O processo Platen era constituído por uma
aplicação da lei de Roentgen, de que resultou o raio X, que punha em contato,
por meio de delicadíssimos fios de “hêmera”, liga metálica recentemente
descoberta, o nervo seccionado. Completava-o uma espécie de parafina adaptada ao
globo ocular, a qual, posta em contato direto com a luz, restabelecia integralmente
a função desse órgão. Cientificamente, era mais um mistério do que um fato. A
verdade era que as publicações europeias faziam, levianamente ou não,
referências constantes às curas miraculosas realizadas pelo cirurgião de Berlim,
e que seu nome, em breve, corria o mundo, como o de um dos grandes benfeitores
da Humanidade.
Meia hora depois, as portas da sala de
cirurgia do Grande Hospital de Clínicas se reabriam e Paulo Fernando, ainda inerte,
voltava, em uma carreta de rodas silenciosas, ao seu quarto de pensionista.
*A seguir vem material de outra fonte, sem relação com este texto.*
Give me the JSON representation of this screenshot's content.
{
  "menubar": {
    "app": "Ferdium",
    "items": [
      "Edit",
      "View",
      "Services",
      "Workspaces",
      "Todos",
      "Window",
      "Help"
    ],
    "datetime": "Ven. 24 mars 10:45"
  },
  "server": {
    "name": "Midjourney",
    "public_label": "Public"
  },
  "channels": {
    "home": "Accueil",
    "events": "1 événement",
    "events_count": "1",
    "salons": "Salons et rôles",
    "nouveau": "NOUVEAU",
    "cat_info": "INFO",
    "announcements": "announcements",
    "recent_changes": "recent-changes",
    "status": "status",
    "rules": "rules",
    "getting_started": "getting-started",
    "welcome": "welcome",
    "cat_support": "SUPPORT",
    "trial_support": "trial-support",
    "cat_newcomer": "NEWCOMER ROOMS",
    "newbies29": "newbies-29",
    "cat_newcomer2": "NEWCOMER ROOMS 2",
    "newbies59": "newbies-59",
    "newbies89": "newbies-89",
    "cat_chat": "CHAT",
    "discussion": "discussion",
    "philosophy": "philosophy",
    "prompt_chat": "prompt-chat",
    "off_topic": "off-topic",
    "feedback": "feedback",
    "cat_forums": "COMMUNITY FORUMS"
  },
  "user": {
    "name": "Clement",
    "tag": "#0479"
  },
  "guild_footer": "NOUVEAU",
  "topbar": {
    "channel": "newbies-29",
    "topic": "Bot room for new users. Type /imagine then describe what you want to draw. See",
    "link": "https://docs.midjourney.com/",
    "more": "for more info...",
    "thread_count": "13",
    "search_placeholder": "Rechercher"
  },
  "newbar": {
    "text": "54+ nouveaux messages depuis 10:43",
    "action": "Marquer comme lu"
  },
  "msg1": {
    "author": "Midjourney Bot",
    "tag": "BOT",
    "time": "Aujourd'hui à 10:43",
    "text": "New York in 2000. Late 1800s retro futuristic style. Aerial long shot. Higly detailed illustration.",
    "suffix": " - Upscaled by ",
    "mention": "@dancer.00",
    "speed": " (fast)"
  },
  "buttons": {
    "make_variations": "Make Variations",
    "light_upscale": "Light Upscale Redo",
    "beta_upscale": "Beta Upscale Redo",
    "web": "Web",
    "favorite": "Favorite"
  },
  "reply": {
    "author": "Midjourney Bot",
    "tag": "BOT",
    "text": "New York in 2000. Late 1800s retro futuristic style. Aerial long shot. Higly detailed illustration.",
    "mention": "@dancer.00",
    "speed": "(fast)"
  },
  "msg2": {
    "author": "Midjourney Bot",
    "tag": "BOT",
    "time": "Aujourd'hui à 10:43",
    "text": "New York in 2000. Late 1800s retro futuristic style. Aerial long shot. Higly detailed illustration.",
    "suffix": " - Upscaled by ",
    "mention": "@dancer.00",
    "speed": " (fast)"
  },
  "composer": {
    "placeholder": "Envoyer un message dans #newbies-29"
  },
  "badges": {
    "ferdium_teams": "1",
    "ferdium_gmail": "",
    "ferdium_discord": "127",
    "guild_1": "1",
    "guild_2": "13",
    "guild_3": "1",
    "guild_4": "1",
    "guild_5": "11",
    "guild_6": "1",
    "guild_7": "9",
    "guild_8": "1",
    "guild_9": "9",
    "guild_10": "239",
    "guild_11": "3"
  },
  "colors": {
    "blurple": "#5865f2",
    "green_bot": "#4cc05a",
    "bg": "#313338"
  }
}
As
mãos brancas, postas ao longo do corpo, eram como as de um morto. O rosto e a
cabeça envoltos em gaze deixavam à mostra apenas o nariz afilado, e a boca
entreaberta. E não tinha decorrido outra hora, e já o professor Platen se
achava, de novo, a bordo, deixando a recomendação de que não fosse retirada a
venda, que pusera no enfermo, antes de duas semanas.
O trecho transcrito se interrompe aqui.